In contrast to his previous theme, Keyes proposes an increasing intellect will strain the relationships one forms with others, especially when there is a disparity in intelligence. Prior to the surgery, Charlie’s co-workers are willing to interact with him, even encouraging him to learn “how to make rolls” alongside them (Keyes 61). Their altruistic behaviour symbolizes that Charlie is supported by his colleagues and is more capable in the working community when he has a meager I.Q. and is at an intellectual level that is closer to theirs. Charlie uses a more jovial tone since “he is unaccustomed to this rare moment of” praise from the others (Keyes 61). Utilizing cheerful diction, Keyes establishes that Charlie forms flourishing relationships without the complications of an enhanced intelligence. When Charlie is unsuccessful at baking the dough, “Frank laughs kindly and Gimpy smiles” with no trace of a menacing grin. The positive connotations in these words “laugh” and “smile” suggest his co-workers are supportive and understanding of Charlie’s condition. As a result, the notion that an elevated intelligence has the potential to create strain on developing relationships is reinforced.

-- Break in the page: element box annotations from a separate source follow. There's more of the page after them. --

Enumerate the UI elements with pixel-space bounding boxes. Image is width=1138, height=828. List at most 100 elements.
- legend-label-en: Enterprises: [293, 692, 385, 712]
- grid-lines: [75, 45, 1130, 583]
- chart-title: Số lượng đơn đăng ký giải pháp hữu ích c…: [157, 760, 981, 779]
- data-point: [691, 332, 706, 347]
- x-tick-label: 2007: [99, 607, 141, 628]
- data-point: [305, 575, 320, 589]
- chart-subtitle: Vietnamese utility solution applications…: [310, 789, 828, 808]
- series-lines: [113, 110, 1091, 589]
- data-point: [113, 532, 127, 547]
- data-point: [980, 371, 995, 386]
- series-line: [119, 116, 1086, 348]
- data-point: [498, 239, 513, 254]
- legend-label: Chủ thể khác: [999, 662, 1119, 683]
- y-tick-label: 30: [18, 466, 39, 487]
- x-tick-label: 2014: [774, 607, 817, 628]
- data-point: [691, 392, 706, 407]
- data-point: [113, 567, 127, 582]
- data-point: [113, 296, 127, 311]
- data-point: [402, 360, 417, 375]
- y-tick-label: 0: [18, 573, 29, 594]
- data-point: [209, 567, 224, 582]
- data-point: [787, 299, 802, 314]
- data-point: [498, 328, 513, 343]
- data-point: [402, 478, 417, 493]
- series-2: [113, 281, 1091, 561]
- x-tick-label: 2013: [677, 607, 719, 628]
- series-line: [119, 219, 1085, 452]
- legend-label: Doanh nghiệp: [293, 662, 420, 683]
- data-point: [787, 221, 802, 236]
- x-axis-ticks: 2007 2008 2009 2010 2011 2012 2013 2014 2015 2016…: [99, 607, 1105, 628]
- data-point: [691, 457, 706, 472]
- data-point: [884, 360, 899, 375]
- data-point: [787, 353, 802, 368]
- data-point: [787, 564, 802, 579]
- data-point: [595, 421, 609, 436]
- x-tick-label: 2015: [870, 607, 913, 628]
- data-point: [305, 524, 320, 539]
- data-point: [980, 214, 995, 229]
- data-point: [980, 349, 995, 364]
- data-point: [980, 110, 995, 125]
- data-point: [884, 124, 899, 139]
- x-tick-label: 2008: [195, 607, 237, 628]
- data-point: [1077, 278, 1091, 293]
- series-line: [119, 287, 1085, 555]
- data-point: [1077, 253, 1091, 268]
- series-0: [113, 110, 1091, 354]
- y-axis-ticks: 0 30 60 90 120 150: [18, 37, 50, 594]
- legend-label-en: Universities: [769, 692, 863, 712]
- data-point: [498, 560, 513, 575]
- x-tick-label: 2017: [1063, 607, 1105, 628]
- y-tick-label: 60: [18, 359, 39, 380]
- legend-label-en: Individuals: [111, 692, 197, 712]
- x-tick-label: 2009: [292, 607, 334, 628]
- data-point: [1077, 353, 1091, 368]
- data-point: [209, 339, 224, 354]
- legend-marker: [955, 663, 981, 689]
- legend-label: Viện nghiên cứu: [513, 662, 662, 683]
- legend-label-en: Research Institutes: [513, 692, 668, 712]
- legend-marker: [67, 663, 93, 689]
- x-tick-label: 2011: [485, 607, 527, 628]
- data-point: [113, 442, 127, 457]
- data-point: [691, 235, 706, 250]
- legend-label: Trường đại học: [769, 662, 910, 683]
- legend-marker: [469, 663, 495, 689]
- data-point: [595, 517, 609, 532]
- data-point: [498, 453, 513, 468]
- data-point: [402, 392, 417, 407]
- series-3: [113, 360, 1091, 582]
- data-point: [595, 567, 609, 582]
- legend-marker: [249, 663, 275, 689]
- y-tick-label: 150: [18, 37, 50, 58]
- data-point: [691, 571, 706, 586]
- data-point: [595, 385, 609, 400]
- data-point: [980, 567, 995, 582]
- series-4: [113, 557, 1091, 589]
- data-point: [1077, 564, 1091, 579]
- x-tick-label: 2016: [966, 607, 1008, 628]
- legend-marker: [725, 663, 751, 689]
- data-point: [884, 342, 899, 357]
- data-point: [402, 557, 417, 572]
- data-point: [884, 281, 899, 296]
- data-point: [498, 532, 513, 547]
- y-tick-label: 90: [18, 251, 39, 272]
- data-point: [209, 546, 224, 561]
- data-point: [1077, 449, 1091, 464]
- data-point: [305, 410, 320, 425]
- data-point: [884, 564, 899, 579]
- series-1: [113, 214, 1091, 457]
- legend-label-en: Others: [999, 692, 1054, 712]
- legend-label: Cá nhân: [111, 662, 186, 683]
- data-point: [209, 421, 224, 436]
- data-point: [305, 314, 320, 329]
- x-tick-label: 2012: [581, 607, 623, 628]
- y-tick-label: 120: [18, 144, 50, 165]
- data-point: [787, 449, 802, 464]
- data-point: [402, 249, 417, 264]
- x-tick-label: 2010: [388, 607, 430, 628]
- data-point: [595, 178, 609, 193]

Keyes introduces this growing tension through the amiable relations between Charlie Gordon and his co-workers. Friendships begin to deteriorate after he has the operation to enhance his intelligence. The bakery’s employees are considerate of Charlie with his “ignorance and dullness; but now, they hate him for his knowledge and understanding” that he has gained following surgery (Keyes 108). The juxtaposition between “ignorance and dullness” with “knowledge and understanding” reinforces the gap between those with intelligence, Charlie’s co-workers, and individuals who struggle to withhold intelligence. Those working at the bakery resent Charlie because they feel “inferior to the moron… Charlie’s astonishing growth had made them shrink and emphasized their inadequacies… so they hated” him for it (Keyes 106). It is apparent this friendship is declining as harsh diction such as “inferior,” “inadequacies,” and “hate” are identified. This word choice has a callous connotation, further revealing that the co-workers no longer share any companionship. External communication is impeded as “any attempt at conversation usually fades away in a minute or two” and thus illustrates how progressing arguments can easily erupt (Keyes 242). Keyes uses diction to reiterate that Charlie’s developing “intelligence has driven a wedge between himself and all the people” with whom he interacts (Keyes 108). Although conflicts between the protagonist and his co-workers still exist when Charlie has a mental disability, the expansion of his intelligence manifests a harmful ripple effect in the amities he once forged.